Wine Monopole

We had our Chambolle Musigny wine tasting last weekend. The red wines that were featured include:

  • Louis Jadot Chambolle Musigny 2004
  • Robert Groffier Chambolle Musigny Les Sentiers 1er Cru 2001
  • Comte Georges de Vogue Chambolle Musigny 1er Cru 2001
  • Pierre Bertheau Bonnes-Mares Grand Cru 1981
  • Bouchard Bonnes Mares Grand Cru 1997
  • Drouhin Laroze Bonnes-Mares Grand Cru 2006

As usual, we had them blind tasted and asked the guests to guess their “identities” and vote on the wine of the night. All wines were opened and bottle-breathed for almost 1.5-2 hours by the time we tasted them.

“Wine of the night” – Drouhin Laroze vs. Bouchard

This turned out to be a close match between the two Bonnes-Mares: Drouhin Laroze 2006 and Bouchard 1997. It was indeed a split vote between the two. Given their age difference, Drouhin Laroze was more youthful and expressive with its lovely floral aroma whereas Bouchard appeared more rounded and ripe on its palate with balanced intensity. Both had excellent structure with seductive and long finish. This really came down to personal preference of the drinkers. As a side note, Bertheau’s Bonnes Mares was still holding up nicely at 34-year-old. Limited fruit was left, with mostly tertiary flavor and a silky palate.

2001 Premier Cru: Robert Groffier vs. Comte Georges de Vogue

Both wines could benefit more time in the cellar.

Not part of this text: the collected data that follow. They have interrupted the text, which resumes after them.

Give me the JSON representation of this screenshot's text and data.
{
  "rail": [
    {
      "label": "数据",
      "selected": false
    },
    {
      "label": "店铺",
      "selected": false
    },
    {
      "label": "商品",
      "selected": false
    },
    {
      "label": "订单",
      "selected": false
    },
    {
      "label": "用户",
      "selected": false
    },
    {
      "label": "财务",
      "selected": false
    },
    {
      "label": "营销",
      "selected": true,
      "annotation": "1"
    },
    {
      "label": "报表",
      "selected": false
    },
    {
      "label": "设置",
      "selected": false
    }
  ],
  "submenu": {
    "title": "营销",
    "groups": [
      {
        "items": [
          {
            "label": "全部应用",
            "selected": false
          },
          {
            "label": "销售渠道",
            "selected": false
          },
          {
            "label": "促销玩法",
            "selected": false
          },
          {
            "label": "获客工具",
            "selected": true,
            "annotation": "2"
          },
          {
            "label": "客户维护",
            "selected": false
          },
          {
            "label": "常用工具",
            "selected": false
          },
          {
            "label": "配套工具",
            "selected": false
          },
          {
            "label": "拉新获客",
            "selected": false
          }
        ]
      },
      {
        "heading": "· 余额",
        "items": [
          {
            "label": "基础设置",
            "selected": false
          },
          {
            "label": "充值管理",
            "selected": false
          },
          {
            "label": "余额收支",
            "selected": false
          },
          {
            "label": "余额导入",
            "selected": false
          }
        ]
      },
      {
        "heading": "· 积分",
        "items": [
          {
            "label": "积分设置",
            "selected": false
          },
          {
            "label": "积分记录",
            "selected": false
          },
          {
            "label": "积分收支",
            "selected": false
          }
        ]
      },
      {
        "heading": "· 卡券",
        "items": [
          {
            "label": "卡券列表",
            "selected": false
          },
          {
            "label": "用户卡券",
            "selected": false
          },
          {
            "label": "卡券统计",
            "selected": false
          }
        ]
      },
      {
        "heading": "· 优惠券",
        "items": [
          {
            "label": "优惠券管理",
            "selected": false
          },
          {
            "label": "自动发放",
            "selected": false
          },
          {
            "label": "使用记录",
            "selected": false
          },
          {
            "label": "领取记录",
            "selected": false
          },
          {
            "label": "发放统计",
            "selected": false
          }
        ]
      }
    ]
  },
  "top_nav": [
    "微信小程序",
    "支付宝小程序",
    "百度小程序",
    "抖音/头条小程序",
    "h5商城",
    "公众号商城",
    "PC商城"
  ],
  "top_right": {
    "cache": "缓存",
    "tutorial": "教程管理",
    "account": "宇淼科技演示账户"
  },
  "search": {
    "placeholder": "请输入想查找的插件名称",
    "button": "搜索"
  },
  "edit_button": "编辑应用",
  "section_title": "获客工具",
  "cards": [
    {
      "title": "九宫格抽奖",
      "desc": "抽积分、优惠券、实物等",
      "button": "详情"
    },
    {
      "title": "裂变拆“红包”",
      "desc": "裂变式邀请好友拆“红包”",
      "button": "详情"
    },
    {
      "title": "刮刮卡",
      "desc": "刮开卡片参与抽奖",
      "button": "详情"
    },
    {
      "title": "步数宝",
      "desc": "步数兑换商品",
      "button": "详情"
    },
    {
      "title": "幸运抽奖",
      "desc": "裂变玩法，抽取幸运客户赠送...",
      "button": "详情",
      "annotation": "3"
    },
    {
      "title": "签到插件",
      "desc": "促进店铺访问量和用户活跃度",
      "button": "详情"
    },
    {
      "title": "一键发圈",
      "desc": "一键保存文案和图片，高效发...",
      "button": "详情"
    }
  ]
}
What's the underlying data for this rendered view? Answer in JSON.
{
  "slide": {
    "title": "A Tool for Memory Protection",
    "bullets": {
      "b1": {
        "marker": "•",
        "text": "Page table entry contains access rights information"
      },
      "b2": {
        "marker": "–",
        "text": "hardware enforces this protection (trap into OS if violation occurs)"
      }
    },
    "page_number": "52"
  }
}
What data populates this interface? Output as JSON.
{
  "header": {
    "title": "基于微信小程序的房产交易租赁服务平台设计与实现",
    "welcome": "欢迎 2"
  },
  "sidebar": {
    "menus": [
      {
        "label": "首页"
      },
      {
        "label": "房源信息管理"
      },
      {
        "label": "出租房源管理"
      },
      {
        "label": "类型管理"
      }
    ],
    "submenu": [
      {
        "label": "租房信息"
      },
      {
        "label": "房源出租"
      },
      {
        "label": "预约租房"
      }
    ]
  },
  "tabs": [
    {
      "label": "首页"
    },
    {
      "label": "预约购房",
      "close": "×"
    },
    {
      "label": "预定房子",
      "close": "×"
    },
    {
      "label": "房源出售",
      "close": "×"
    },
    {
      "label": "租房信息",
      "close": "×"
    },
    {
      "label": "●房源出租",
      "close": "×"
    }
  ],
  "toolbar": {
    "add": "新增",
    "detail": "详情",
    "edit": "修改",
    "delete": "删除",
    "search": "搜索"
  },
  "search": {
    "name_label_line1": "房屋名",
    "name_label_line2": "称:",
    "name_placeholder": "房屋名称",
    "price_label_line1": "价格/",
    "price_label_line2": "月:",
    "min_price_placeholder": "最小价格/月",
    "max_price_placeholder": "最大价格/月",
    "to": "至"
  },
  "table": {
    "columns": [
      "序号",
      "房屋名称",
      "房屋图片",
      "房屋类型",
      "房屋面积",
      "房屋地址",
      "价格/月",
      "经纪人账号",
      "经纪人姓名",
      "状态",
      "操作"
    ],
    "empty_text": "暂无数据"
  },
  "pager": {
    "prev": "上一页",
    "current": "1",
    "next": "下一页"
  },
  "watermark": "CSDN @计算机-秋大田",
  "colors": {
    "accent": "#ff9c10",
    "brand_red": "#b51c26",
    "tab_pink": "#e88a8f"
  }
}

Groffier’s Sentiers didn’t exhibit as much complexity as the Premier Cru of de Vogue. While one would feel much potential in Groffier’s Sentiers, it wasn’t presented in a wholesome way at the dinner. A few more years in the cellar might do this wine more justice. On the other hand, de Vogue’s premier cru pleasantly surprised few of us and was mistaken as being a grand cru. Well, this premier cru is extracted from younger vines from its Le Musigny Grand Cru, so it is sort of like a grand cru. De Vogue didn’t disappoint us!

Surprise of the night… Louis Jadot Chambolle Musigny 2004

A classic Chambolle! Most were guessing this wine to be at premier cru level given its richness and elegance. Louis Jadot uses the same label for its wide range of offerings, whether it is a Chablis at < $100 or its Le Musigny at >$3000. Many often think of Maison Louis Jadot producing only table wines. In fact, they apply the same meticulous approach in wine making for all level of wines, and they always offer the surprisingly higher quality for the price it charges. Some premier cru juice did go into this village wine.